The Adventures of Paddington, Season 1
The Adventures of Paddington is a new version of a familiar bear. It’s a heartwarming show about being curious, being good to others, and being part of a loving family.
Editor’s Note: This review is based on this series’ first two episodes.
Paddington, the unfailingly polite little bear who means well but can’t seem to get anything right, is at it again. He’s got another set of adventures playing on Amazon Prime, and in between his penchant for marmalade sandwiches and the occasional hard stare for those who seem to have forgotten their manners, he lives up to expectations.
He’s remarkably well preserved for a bear of 62 years (the character debuted in 1958), relatively unwrinkled but unquenchably curious. Even though the Brown family, which took him in several decades ago, tries to impress on him how much a part of them he is, Paddington still hasn’t gotten the feeling of being fully accepted as a furry creature among humans, which will instantly make him relatable to kids who feel like outsiders.
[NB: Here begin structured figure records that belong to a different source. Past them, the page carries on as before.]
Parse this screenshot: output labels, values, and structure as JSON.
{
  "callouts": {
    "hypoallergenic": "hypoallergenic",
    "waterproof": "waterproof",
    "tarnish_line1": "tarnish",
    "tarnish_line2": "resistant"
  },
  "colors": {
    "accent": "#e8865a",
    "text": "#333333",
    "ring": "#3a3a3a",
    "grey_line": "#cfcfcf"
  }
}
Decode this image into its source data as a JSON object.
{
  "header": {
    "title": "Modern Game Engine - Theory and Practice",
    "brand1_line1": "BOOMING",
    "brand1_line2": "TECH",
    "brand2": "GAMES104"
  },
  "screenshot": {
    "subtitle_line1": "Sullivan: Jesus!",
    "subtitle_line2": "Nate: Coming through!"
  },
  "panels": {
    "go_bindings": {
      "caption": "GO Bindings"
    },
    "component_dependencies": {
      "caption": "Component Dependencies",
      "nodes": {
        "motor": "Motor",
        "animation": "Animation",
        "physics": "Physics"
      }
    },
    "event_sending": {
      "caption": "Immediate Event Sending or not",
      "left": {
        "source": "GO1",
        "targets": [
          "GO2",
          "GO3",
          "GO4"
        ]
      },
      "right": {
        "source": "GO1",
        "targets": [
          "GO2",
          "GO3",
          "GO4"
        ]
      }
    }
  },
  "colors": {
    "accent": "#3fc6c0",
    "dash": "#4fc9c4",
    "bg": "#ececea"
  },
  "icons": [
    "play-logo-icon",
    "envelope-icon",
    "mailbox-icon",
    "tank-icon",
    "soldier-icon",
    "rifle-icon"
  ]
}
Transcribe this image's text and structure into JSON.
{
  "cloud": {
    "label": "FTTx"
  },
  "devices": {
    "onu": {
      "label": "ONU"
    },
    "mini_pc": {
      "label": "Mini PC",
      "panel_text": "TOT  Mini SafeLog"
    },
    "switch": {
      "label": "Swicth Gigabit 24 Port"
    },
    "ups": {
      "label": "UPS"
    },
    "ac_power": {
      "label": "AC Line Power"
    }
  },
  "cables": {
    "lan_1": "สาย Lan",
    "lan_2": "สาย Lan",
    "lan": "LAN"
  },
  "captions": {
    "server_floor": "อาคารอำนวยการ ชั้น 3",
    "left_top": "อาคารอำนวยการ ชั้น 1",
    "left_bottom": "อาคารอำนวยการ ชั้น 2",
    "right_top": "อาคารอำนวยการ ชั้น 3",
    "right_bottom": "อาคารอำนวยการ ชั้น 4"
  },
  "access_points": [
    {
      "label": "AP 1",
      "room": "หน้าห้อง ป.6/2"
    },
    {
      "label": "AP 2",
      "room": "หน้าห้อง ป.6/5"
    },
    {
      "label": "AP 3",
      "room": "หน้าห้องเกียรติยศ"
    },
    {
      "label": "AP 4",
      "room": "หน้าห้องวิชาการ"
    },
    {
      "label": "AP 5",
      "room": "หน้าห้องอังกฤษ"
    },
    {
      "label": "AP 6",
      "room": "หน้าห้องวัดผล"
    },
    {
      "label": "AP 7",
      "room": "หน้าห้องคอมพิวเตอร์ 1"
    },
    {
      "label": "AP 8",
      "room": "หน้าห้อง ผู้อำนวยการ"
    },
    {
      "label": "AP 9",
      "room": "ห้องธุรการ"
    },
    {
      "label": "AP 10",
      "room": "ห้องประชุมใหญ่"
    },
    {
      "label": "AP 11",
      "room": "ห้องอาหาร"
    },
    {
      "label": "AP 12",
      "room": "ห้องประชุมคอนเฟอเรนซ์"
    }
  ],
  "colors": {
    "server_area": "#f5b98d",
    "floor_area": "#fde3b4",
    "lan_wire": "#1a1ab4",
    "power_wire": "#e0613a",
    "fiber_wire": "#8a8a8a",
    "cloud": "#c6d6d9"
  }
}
That’s one of the themes explored in “Paddington and the Chores List”. That’s the second half of Episode 1 — each 22-minute show is divided into two parts. In this half of the episode, Paddington learns what chores are. When he finds out what they are, and hears that everybody in the family has a list of them except him, you can immediately read the disappointment in his expressions. So the family tries to come up with a list for Paddington — things he can’t get wrong, they say — but with an intro like that, you don’t have to be a foreshadowing genius to know the little bear is going to turn things upside down. Once the family tells Paddington that he now is part of the list, he attacks it with a glee that parents probably will seldom see in their own kids. And when he mistakenly does everybody else’s chores but his own, what could possibly go wrong?
Amid his adventures, Paddington is always learning — and therefore teaching the kids watching him — fully worthwhile lessons. In this one, the little bear learns it isn’t chores that earn him a place in the family. Though the series doesn’t have any overt faith teachings, you have to be spiritually tone-deaf to miss the Christian undertone that works don’t earn you a place in the family of God. “Otherwise,” as housekeeper Mrs. Bird chirps in, “Mr. Brown would’ve been kicked out six months ago!”
The first part of the episode — “Paddington Finds a Pigeon” — teaches Paddington what true love means. He comes across a bird with an injured wing and nurses him back to health. In the process, he grows attached to the pigeon, which he names Pigeonton. But as Pigeonton recovers and sees other birds flying free, he yearns to join them. Paddington doesn’t want to set Pigeonton free, but Mrs. Bird (who we should note is coincidentally named, but human) teaches him differently. “If you love him, you have to do what’s best for him, not what’s best for you.”
With messages like that, and more, sprinkled throughout the series, it’s easy to pronounce The Adventures of Paddington Dove-approved for All Ages.
The Dove Take:
Paddington can’t get anything right, but the lessons that emerge seem always to be on point.